Beim ersten Durchlesen klingt das dann wie eine unabhängige Beobachtung einer Entwicklung, eben eines Trends – für den eine Reihe Beispiele aufgeführt und erklärt wird: Nach journalistischem Handwerkszeug verfasst man so einen Trendbericht, wobei grundsätzlich drei Beispiele ausreichen, um etwas zu einem Trend zu erklären. Bei genauerem Hinsehen stammt die Meldung vom Presseverantwortlichen einer der drei genannten Firmen.
Das folgt einem sehr rationalen PR-Ansatz: Lieber als gar nicht in den Medien erwähnt zu werden, wird man eben in einem Atemzug mit der Konkurrenz in den Medien erwähnt – und das sogar dann, wenn die unfreiwillig und vor allem kostenlos als Trittbrettfahrerin dabei ist.
Also kommen Meldungen in die Mailbox wie „Warum ist am Ende des Geldes immer noch so viel Monat übrig? 5 Apps, die beim Sparen helfen“ – von denen nur eine die Auftraggeberin der PR-Texterin ist – oder ein fachlich einwandfreier Beitrag darüber, dass die Shareconomy langsam auch in der Schweiz salonfähig wird. Als Blogger oder Journalist mag man sich bisweilen über solche Texte sogar deshalb ärgern, weil man selber auf die Idee hätte kommen können.
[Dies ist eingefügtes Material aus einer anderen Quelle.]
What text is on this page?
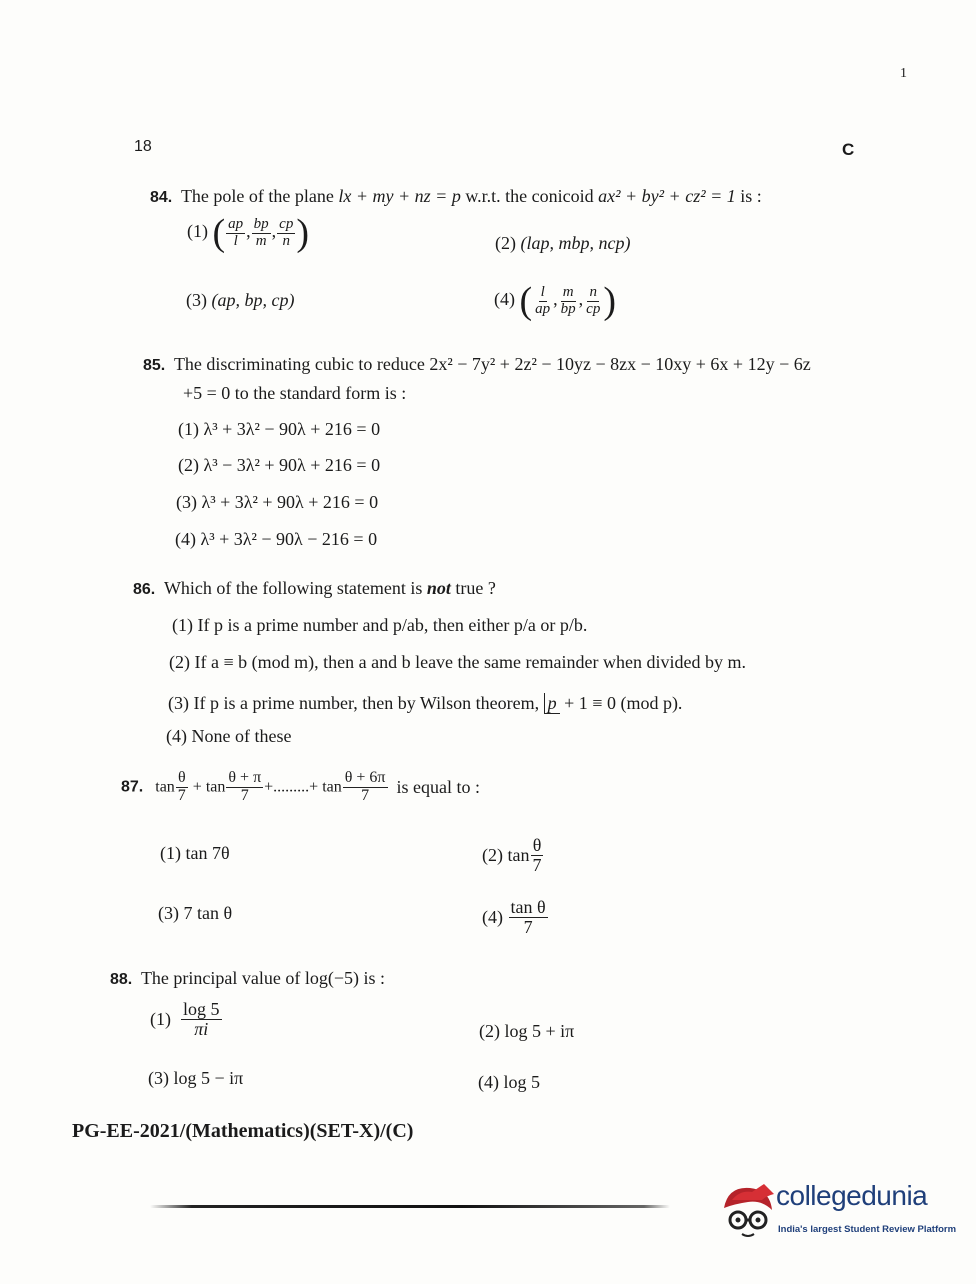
1
18	C
84. The pole of the plane lx + my + nz = p w.r.t. the conicoid ax² + by² + cz² = 1 is :
(1) ( $\frac{ap}{l}$ , $\frac{bp}{m}$ , $\frac{cp}{n}$ )	(2) (lap, mbp, ncp)
(3) (ap, bp, cp)	(4) ( $\frac{l}{ap}$ , $\frac{m}{bp}$ , $\frac{n}{cp}$ )
85. The discriminating cubic to reduce 2x² − 7y² + 2z² − 10yz − 8zx − 10xy + 6x + 12y − 6z
+5 = 0 to the standard form is :
(1) λ³ + 3λ² − 90λ + 216 = 0
(2) λ³ − 3λ² + 90λ + 216 = 0
(3) λ³ + 3λ² + 90λ + 216 = 0
(4) λ³ + 3λ² − 90λ − 216 = 0
86. Which of the following statement is not true ?
(1) If p is a prime number and p/ab, then either p/a or p/b.
(2) If a ≡ b (mod m), then a and b leave the same remainder when divided by m.
(3) If p is a prime number, then by Wilson theorem, p + 1 ≡ 0 (mod p).
(4) None of these
87. $\tan \frac{\theta}{7} + \tan \frac{\theta + \pi}{7}$ +.........+ $\tan \frac{\theta + 6\pi}{7}$ is equal to :
(1) tan 7θ	(2) $\tan \frac{\theta}{7}$
(3) 7 tan θ	$(4) \frac{\text{tan θ}}{7}$
88. The principal value of log(−5) is :
$(1) \frac{\log 5}{\pi i}$	(2) log 5 + iπ
(3) log 5 − iπ	(4) log 5
PG-EE-2021/(Mathematics)(SET-X)/(C)
collegedunia
India's largest Student Review Platform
Noch ärgerlicher ist das Gefühl, das Thema jetzt gar nicht mehr behandeln zu können, weil man weder die PR-Meldung veröffentlichen noch die ihr zugrunde liegende gute Idee abkupfern möchte.
Wer mit wirksamer PR-Arbeit auf diesen Zug aufspringen will, hat angesichts höheren Zeitdrucks in den Redaktionen gute Chancen, mit sorgfältig verfassten Analysen zu einem Thema und der obligaten Reihe von Beispielen inklusive der Nennung der eigenen Firma gute Chancen auf Erfolg. Voraussetzung dafür ist das, was in den sozialen Medien ohnehin unab dingbar ist: Die Transparenz, mit der bis zu einem gewissen Grad die „Tarnung“ dieser Form der PR aufgehoben wird. Tatsächlich nämlich haben Journalisten viel weniger Mühe, sich aus dem PR-Schaffen zu bedienen, wenn sie offen dazu stehen und sagen können, dass angesichts der offenen Deklaration niemand getäuscht wird.
Ich denke auch, dass die Journalisten viel besser dastehen und arbeiten können, wenn sie offen mit dem Thema Public Relations umgehen können, als dies getarnt zu tun.